REVIEWED BY JONATHAN LEWIS:


MAD LOVE. MGM, 1935. Peter Lorre, Frances Drake, Colin Clive, Ted Healy, Sara Haden, Keye Luke. Based on the novel Les Mains D’Orlac by Maurice Renard (The Hands of Orlac). Director: Karl Freund.

   Directed by Karl Freund (The Mummy), Mad Love may not be the greatest horror movie released in the 1930s, but it’s a must-see for Peter Lorre fans. In his Hollywood debut Lorre portrays Dr. Gogol, a strange bald man fixated on Yvonne Orlac (Frances Drake) an actress at a Grand Guignol-type Parisian theater. His romantic infatuation with the married Yvonne will plunge him deep into a living nightmare, one in which he will commit coldblooded murder to possess her like an object.

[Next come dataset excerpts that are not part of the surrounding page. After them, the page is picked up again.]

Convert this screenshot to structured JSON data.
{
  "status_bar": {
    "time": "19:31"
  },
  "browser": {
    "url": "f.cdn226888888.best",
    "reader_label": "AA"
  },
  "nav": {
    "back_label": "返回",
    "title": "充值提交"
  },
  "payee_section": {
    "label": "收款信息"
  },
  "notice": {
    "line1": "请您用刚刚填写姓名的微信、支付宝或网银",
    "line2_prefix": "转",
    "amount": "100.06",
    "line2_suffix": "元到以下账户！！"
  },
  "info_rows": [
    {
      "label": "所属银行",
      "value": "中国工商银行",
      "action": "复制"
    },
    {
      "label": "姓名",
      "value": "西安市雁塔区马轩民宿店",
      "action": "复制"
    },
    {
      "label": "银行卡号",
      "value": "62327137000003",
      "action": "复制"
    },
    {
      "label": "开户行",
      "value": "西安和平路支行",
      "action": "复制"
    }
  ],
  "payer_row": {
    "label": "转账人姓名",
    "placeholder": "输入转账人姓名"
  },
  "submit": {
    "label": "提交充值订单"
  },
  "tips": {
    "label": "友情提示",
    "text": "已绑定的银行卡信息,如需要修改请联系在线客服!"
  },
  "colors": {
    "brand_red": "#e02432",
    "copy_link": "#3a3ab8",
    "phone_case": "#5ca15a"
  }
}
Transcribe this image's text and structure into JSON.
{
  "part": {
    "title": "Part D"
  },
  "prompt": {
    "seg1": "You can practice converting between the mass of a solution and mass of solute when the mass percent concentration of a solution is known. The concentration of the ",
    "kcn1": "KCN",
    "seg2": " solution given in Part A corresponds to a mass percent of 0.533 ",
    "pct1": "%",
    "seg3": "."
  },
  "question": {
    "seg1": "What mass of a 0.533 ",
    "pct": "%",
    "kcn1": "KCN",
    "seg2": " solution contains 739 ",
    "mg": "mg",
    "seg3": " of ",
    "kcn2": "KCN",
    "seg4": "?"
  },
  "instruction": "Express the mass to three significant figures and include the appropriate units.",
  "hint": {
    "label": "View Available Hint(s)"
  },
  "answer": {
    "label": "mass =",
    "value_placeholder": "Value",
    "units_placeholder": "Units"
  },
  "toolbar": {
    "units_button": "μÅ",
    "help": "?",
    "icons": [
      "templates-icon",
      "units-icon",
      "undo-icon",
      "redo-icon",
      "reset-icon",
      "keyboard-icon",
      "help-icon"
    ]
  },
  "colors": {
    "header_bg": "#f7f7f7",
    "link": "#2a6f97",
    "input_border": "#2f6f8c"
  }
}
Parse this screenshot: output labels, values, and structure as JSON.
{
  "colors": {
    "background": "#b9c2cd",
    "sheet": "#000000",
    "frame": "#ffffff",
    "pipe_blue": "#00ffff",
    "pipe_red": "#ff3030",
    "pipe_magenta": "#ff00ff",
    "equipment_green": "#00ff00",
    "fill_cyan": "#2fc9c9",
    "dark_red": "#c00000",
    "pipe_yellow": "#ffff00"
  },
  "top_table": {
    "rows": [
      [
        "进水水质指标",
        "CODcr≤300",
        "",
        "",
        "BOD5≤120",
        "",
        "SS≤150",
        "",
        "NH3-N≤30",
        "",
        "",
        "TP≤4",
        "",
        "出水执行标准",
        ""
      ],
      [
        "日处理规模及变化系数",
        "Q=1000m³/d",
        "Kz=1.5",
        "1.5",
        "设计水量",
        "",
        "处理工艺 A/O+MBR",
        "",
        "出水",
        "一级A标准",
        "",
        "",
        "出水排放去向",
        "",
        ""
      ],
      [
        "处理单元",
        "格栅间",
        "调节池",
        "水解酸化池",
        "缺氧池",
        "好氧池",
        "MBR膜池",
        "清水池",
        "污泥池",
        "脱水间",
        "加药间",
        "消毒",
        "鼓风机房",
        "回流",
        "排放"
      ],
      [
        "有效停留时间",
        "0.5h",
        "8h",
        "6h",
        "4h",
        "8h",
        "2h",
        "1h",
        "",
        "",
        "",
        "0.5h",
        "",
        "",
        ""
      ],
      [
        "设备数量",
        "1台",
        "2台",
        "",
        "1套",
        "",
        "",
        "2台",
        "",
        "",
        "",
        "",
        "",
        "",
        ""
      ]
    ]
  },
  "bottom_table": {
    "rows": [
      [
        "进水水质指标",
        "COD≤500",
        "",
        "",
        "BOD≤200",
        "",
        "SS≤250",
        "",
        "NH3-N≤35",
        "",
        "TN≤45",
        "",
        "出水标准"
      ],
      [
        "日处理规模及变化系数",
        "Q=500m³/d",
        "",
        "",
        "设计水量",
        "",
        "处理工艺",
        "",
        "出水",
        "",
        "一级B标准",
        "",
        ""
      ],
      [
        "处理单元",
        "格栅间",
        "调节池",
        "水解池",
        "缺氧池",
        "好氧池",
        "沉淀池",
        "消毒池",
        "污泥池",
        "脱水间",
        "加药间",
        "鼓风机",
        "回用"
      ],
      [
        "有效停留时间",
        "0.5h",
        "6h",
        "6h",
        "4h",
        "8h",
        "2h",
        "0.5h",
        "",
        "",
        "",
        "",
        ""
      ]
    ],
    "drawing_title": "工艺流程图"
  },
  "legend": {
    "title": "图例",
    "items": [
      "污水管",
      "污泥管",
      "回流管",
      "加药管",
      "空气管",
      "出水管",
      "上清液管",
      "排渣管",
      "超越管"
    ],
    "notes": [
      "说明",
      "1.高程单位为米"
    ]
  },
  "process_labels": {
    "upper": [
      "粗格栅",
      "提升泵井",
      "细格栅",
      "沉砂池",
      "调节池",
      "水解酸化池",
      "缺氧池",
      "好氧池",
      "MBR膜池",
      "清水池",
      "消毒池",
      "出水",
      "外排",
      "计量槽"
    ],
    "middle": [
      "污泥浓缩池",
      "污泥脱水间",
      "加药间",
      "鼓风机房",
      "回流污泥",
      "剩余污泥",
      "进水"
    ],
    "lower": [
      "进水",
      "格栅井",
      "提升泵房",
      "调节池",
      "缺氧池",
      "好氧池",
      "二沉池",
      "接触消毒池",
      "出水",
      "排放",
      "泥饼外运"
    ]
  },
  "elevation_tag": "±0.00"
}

   Adapted from Maurice Renard’s Les Mains d’Orlac (1920), the plot follows Dr. Gogol’s attempt to win Yvonne’s affections by performing a radical experimental procedure on her husband, Stephen Orlac (Colin Clive). Orlac, a concert pianist, had his hands crushed in a train accident. So Gogol, in hoping that he can win Yvonne’s heart by performing surgery on her husband’s hands, does the unthinkable. He replaces Orlac’s hands with that of a newly deceased convict, one whose life has recently been taken by the guillotine. As one might imagine, this does not work out well for Stephen Orlac. Having the hands of a murderer isn’t exactly conducive toward rebuilding his career as a musician.

   But it’s not the plot that makes Mad Love worth a look. Rather, it’s Lorre’s performance, coupled with Freund’s direction and the general atmosphere of creepiness and dread that permeate the film’s aesthetic. Between light and shadow and close ups of Lorre’s deranged facial expressions, this movie captures what psychological horror ought to look like on screen.

   Although there’s some lighthearted relief in the form of Dr. Gogol’s inebriated housekeeper, the movie takes place in an off-kilter world, a land of mirrors and madness. Call it post-German Expressionism or proto-noir, if you will. And Lorre, as in Fritz Lang’s M (1931) and John Huston’s The Maltese Falcon (1941), gives an unforgettable performance.